BIO
A native Ohioan, Carl Boon lives in Istanbul, where he directs the English prep school and teaches courses in literature at Yeni Yuzyil University. Recent or forthcoming poems appear in Posit, The Adirondack Review, The Tulane Review, Badlands, The Blue Bonnet Review, and other magazines.
.
MY MARY
They led you away.
The stones that flew
from their hands sang
in the wind, in the end.
I would have licked
your scars instead of washed them.
I heard the words they used for you:
harlot, whore, fallen.
I heard their whispers and fury;
their hate meandered
from their tongues.
Prayers in the sun
rose Him, but what of you—
what was left as the figs
turned brown and the landscape
shriveled?

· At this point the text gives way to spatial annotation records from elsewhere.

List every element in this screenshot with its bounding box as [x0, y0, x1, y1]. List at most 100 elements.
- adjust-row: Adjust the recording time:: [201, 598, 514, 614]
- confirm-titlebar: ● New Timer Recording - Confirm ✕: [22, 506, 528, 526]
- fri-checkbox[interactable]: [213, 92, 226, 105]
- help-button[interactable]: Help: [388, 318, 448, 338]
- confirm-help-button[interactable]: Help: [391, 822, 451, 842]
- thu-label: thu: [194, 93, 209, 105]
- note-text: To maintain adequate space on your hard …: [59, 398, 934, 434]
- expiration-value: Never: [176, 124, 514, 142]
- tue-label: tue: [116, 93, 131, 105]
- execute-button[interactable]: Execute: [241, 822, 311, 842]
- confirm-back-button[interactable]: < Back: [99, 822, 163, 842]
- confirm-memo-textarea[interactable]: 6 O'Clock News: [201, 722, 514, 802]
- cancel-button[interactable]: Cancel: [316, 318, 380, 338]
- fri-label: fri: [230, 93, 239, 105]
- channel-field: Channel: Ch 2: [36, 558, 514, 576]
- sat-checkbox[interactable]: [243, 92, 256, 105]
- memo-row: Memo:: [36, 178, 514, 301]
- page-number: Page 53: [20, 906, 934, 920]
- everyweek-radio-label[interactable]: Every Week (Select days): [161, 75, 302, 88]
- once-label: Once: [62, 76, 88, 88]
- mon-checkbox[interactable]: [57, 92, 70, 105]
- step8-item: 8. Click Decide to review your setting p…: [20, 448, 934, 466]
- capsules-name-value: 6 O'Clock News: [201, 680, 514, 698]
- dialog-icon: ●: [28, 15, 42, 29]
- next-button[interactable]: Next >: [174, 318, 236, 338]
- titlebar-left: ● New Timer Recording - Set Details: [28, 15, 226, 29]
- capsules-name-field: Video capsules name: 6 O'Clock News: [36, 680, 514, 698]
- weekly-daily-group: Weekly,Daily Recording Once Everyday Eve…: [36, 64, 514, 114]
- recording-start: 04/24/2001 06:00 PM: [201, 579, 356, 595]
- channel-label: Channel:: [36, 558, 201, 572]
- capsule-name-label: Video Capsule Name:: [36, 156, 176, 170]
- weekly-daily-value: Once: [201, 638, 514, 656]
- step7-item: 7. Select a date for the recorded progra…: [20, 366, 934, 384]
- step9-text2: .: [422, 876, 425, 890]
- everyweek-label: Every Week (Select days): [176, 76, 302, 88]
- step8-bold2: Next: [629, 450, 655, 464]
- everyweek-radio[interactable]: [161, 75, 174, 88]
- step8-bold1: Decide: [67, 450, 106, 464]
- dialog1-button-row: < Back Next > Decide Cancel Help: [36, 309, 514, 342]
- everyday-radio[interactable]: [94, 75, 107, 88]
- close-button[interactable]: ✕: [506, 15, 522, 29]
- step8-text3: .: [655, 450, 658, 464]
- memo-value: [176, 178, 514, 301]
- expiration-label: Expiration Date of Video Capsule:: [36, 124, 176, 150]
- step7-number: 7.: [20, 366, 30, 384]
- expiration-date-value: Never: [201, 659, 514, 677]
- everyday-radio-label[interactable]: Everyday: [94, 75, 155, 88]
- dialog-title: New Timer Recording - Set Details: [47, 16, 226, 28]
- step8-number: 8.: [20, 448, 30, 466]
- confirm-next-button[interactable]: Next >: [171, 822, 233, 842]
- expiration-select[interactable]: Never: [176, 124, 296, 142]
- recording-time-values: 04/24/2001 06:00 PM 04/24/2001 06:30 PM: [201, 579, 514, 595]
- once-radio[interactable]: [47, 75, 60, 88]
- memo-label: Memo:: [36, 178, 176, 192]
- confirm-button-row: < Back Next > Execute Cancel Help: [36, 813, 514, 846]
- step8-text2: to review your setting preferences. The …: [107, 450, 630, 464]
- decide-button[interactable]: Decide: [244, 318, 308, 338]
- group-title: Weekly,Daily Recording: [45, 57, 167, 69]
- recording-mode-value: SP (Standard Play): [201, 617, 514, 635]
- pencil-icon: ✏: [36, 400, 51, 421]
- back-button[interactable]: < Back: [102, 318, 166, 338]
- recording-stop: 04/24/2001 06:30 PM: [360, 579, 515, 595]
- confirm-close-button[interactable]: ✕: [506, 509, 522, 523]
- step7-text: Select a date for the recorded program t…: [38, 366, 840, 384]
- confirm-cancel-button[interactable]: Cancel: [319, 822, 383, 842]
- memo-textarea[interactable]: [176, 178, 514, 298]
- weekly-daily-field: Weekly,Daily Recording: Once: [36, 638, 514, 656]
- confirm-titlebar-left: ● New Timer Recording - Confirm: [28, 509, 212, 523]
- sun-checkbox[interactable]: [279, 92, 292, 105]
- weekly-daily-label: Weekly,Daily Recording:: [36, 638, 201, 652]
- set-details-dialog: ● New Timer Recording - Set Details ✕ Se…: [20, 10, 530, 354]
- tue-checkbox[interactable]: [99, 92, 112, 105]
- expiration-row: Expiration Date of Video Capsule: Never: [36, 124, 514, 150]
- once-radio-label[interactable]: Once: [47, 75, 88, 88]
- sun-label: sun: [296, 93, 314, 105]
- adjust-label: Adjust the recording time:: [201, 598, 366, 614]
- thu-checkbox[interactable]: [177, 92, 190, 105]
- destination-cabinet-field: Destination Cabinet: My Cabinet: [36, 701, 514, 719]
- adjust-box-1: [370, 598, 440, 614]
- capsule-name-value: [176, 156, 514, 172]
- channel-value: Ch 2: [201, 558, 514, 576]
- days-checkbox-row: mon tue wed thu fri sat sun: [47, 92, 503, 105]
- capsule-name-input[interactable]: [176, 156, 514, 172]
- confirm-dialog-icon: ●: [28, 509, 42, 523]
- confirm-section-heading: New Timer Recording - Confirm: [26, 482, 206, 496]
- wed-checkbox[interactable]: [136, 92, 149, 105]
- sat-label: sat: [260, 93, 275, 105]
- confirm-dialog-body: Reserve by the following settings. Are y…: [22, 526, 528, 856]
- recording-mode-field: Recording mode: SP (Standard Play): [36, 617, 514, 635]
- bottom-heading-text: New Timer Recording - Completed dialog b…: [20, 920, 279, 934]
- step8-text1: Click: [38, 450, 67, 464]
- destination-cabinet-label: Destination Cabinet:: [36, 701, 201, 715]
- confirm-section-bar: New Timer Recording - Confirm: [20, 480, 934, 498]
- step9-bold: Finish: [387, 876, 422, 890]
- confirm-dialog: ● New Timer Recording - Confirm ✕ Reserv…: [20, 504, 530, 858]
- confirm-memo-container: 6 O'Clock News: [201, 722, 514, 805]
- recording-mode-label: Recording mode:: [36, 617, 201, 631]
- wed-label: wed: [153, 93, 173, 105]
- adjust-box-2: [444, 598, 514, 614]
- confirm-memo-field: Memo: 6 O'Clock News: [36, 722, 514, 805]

Your breasts,
your hips that knew
a man that flew away.
Oh Mary, how was I unborn,
a feather of an unborn bird,
and all I did was trail Him
and weep for you, and all you did
was weep for Him, the lost and found.
I love you better.
I took the stones
and remade the wall they tore apart.
I followed you
among the orchards,
dead limbs lifting to the sun.
I cried in secret and waited
at the gate where you passed.
My father made pots,
and I scratched your name on them
until my fingers bled—
hard, real blood, not His.
.
EX-PAT IN GAZIANTEP, TURKEY
I wonder what they really think of us,
on the constant search for bathrooms
and drip-brewed coffee. What must it be
to see a blonde American guy
with funny-colored socks surprised
at a lemon rolling down the avenue?
Or a girl named Leman, or a butcher
with intense and cow-eyed sincerity
who points out his platinum daughter
across the way, saying, hey, would you like
this medium chopped? I mean, them
seeing me seeing all this stuff, and often
from the windows of very hot taxis.
Behind the castle at Rumkale-Kasaba
where the Euphrates turns east,
we sit and sip Jack Daniels in the sun,
thinking of football, our mothers’ porches
filled with chrysanthemums, our sisters
in homecoming gowns preparing to dance.